They’re Gunning For God
(I live in a small town where one church sends members around to people’s houses. My family is technically Church of England, but we are not religious. This church’s members are extremely persistent. I am around eight years old, and my grandparents have a farm. Two church members park their car at the locked gate, climb the gate, and walk down the long driveway to the house. My grandparents have rung the church and sent letters asking them not to come onto the property, but they keep doing it week after week. My grandfather has warned them.)
Grandfather: *hearing the dogs barking* “G**d*** it. I’ve warned them.”
(He then goes to the cupboard where he keeps the shotgun for putting cattle down, culling kangaroos, etc., and goes outside and sits on the front porch steps with the shotgun behind him, out of sight of the two guys. I’m curious as to what’s going on, so I go to watch. As the men get close enough…)
Grandfather: “I’ve warned you. Now you have one minute to get off my property before I shoot.”
(He points the shotgun at them. I’ve never seen two people move so quickly in my life. They run up the driveway, jump the gate, and are gone in about a minute. About an hour later, two local cops come.)
Cop #1: “Now, [Grandfather], you can’t be doing that.”
Grandfather: “I’ve warned them numerous times and contacted the church. Plus, it wasn’t loaded.”
(This is true. As the farm is no longer a working farm, just a home, he doesn’t keep it loaded.)
Cop #2: *trying not to laugh* “Still, you’ll have to go to court over this.”
(My grandfather does have to go to the court, where the judge gives him a $100 fine, makes him hand in the gun, and tells him not to do it again. The church members never return. The second incident happens when I am about 19. As I’ve never really been religious and none of my housemates are, I would just ignore them, but this day they happen to catch me coming home.
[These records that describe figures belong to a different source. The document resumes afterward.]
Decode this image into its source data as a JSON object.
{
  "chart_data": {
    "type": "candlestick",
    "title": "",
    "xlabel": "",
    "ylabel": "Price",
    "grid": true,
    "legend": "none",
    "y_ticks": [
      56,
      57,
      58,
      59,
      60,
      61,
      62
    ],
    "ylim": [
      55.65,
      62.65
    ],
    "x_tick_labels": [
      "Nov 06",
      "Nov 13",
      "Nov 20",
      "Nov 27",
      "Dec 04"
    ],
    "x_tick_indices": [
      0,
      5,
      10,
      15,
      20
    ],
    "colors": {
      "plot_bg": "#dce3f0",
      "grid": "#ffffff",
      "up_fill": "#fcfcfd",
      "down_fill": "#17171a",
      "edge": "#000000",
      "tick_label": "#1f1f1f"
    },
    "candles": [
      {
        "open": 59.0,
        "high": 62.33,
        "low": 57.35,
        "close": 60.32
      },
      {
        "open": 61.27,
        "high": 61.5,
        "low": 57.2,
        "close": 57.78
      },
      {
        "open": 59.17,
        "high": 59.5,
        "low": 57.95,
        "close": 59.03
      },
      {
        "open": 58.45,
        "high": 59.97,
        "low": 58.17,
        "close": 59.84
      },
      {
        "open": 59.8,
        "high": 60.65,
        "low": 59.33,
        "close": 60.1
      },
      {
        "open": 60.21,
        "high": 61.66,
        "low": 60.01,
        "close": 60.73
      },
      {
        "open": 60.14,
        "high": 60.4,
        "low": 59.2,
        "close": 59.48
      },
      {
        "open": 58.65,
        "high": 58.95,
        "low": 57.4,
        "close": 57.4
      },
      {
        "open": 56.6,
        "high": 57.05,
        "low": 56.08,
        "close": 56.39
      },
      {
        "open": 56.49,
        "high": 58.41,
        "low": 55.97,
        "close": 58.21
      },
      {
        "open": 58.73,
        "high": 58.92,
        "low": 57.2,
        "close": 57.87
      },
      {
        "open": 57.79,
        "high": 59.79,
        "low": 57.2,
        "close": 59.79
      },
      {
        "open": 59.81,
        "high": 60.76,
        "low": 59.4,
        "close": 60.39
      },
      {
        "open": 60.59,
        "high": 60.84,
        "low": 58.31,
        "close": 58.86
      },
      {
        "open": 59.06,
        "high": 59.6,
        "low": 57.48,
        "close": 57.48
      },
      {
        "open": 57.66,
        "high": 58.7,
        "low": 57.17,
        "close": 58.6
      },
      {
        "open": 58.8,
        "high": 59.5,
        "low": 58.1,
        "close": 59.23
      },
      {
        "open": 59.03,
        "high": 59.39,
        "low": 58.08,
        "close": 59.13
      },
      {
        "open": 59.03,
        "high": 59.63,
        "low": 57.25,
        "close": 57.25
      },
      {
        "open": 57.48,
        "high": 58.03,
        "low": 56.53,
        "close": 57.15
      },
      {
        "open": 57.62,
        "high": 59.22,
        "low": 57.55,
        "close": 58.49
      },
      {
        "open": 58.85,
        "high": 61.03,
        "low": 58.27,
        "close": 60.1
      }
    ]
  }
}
As I’m about to open the front door:)
Church Member: “Excuse me. Do you have a moment?”
Me: “I’m sorry, but I’m not religious, and no one here is. Please don’t come here again.”
(I open the door and step inside.)
Church Member: “Wait, if you’re not religious, how do you think the world was created, then? Surely you don’t think the big bang or evolution is the answer?”
Me: *sick of them already* “To be honest, I think we’re just a ‘big brother’ experiment for aliens. We’re here for their entertainment. Whenever an earthquake or something happens it’s because they’re bored.”
(I shut the door. My housemate, who heard the whole thing, can’t stop laughing.)
Housemate: “That’s better than the guy who pointed a shotgun at them a few years ago.”
Me: “Yep, that was my grandfather. I’m just a little more diplomatic.”
Housemate: “Seriously? That even made the newspaper!”